Anyone who’s watched the Patriots’ offense through the first six practices of training camp this summer, the last two in full pads, knows the unit hasn’t been good enough.
There have been good plays here and there. Flashes of playmaking from individuals. But on the collective whole it’s been less than impressive.
Near the end of practice on Saturday, one of the bad plays from the unit was a Kyle Dugger interception of Mac Jones that left the second-year quarterback clearly showing his frustration.
Tuesday, after yet another sub-par workout from the offense that’s trying to develop under a new-look coaching staff led by Matt Patricia and Joe Judge, Jones explained his frustrations early in camp action.
“I care a lot about football and we all do. It’s very competitive and when we lose ‘the day,’ to me that’s like a shot in the heart, you know, it’s like we lost the game,” Jones explained. “So, there’s a lot more than that because it’s practice you want to learn but at the end of the day we’re out here competing and the goal is, to have more good plays than the other team and in that case, that’s the defense right now. I feel like we can compete even more and even better but a lot of it is just execution and Xs and Os and figuring out how to communicate with each other. So, better days ahead but you know we’re in the start of this thing and we got to get it going but we just have to take it day-by-day.”
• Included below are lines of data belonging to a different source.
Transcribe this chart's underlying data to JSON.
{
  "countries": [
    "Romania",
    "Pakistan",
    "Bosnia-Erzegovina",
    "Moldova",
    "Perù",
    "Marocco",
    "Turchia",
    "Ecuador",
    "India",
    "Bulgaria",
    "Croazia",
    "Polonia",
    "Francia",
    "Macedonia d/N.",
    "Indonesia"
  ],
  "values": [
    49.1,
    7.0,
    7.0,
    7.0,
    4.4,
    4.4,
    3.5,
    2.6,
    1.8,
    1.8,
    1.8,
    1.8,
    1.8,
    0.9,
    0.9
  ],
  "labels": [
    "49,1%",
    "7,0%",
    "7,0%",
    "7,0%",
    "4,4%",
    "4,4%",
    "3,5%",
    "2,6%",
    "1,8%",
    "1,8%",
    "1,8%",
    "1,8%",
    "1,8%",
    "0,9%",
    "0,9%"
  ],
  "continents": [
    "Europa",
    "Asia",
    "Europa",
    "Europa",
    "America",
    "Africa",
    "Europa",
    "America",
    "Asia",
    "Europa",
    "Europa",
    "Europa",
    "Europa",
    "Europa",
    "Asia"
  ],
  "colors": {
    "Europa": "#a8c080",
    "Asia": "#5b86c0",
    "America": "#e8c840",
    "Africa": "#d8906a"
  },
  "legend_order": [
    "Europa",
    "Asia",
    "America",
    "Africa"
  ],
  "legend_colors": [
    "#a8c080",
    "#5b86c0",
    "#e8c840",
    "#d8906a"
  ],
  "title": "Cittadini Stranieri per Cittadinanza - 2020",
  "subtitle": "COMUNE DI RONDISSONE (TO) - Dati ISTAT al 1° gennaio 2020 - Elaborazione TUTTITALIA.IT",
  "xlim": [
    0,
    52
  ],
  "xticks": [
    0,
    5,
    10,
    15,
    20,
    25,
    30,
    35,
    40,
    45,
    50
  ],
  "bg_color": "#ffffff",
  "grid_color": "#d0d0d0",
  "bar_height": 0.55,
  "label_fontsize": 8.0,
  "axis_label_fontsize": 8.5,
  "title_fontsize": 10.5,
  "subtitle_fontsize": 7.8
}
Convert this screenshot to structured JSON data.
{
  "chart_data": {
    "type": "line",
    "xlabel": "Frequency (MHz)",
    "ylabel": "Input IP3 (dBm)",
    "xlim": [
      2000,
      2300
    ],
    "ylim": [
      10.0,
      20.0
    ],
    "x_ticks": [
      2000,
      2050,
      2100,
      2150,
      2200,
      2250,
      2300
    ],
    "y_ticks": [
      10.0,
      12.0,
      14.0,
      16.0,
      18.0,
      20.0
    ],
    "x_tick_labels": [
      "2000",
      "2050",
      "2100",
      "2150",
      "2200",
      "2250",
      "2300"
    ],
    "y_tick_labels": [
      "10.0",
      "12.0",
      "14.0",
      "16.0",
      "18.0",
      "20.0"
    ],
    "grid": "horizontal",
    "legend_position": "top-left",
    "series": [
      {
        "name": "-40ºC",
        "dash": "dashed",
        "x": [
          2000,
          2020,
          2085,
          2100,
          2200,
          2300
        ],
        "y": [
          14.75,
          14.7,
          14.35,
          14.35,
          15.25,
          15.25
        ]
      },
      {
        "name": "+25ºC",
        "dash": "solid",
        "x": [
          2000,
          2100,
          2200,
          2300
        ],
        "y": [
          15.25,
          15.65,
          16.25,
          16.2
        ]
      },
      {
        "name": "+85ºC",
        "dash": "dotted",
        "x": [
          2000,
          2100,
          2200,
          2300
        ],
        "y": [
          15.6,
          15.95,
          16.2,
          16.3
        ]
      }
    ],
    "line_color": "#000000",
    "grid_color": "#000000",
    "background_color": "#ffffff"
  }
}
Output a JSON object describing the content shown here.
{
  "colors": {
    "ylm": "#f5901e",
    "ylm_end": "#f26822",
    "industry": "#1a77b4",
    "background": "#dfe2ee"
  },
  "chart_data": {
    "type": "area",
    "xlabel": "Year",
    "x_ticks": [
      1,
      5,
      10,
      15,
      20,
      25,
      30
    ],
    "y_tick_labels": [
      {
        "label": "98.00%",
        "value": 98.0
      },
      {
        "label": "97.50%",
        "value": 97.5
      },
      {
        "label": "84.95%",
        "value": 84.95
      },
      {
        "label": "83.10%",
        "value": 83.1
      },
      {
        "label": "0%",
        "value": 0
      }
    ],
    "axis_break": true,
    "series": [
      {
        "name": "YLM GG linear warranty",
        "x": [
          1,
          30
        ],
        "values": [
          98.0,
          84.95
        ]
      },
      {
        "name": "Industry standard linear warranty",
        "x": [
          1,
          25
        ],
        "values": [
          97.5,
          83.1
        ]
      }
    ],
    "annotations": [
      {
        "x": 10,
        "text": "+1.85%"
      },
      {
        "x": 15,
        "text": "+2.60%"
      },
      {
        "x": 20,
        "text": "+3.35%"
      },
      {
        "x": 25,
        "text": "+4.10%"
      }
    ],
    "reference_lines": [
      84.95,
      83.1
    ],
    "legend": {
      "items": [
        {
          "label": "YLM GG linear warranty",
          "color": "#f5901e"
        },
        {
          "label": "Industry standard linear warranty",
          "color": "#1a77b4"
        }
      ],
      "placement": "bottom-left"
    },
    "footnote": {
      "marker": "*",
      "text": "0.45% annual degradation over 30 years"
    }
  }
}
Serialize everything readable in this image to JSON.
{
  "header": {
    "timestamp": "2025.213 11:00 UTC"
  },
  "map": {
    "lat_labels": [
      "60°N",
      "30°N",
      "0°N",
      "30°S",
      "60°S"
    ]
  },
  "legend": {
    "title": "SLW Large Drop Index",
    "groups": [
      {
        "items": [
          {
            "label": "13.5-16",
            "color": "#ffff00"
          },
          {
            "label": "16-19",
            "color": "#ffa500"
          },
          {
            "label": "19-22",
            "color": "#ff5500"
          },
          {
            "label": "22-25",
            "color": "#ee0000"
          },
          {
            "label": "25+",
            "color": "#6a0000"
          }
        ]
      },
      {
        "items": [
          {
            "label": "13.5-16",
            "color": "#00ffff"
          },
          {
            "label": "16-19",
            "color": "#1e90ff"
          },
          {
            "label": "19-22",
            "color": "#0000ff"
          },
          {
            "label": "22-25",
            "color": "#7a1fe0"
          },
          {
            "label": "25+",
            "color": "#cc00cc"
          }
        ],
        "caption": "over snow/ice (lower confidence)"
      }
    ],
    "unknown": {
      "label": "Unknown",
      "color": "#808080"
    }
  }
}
One notable aspect of the offensive struggles is Jones not being able to find open targets in his initial reads, then pulling the ball down to either scramble to buy time or even tuck it and run. Neither is likely to be the strength of Jones’ game or the Patriots’ offense in actual NFL game action.
“I think we have a lot of room to grow here. The goal for me is to not run the ball and throw it so, I think our offensive line is doing a good job, and we just have to get on the same page,” Jones said.
Clearly it’s not all on Jones. Or the coaches. Or the pass catchers. Or the linemen. It’s been collective struggles to open camp, the group trying to figure things out on the fly after years of New England having pretty distinct continuity under longtime proven offensive coordinator Josh McDaniels, now the head coach in Las Vegas.
And obviously six practices into training camp is not a time to panic.
“I was fortunate to play in a lot of games last year and not every game’s going to be perfect, and that’s what I learned and not every practice is going to be perfect,” Jones said. “But I just stick to my routine and I know what I’m supposed to do, I know what I’m looking for and sometimes I try different things in practice that I wouldn’t try in the game and that’s the whole point of practice. So just getting my feet wet in the new offense and trying different things and getting on the same page as the coaches is always good, just to see it on film and then teach from it.”
More importantly, to learn from it and improve from it. Because right now, Jones knows what he and the offense are doing on the early training camp practice field simply isn’t good enough.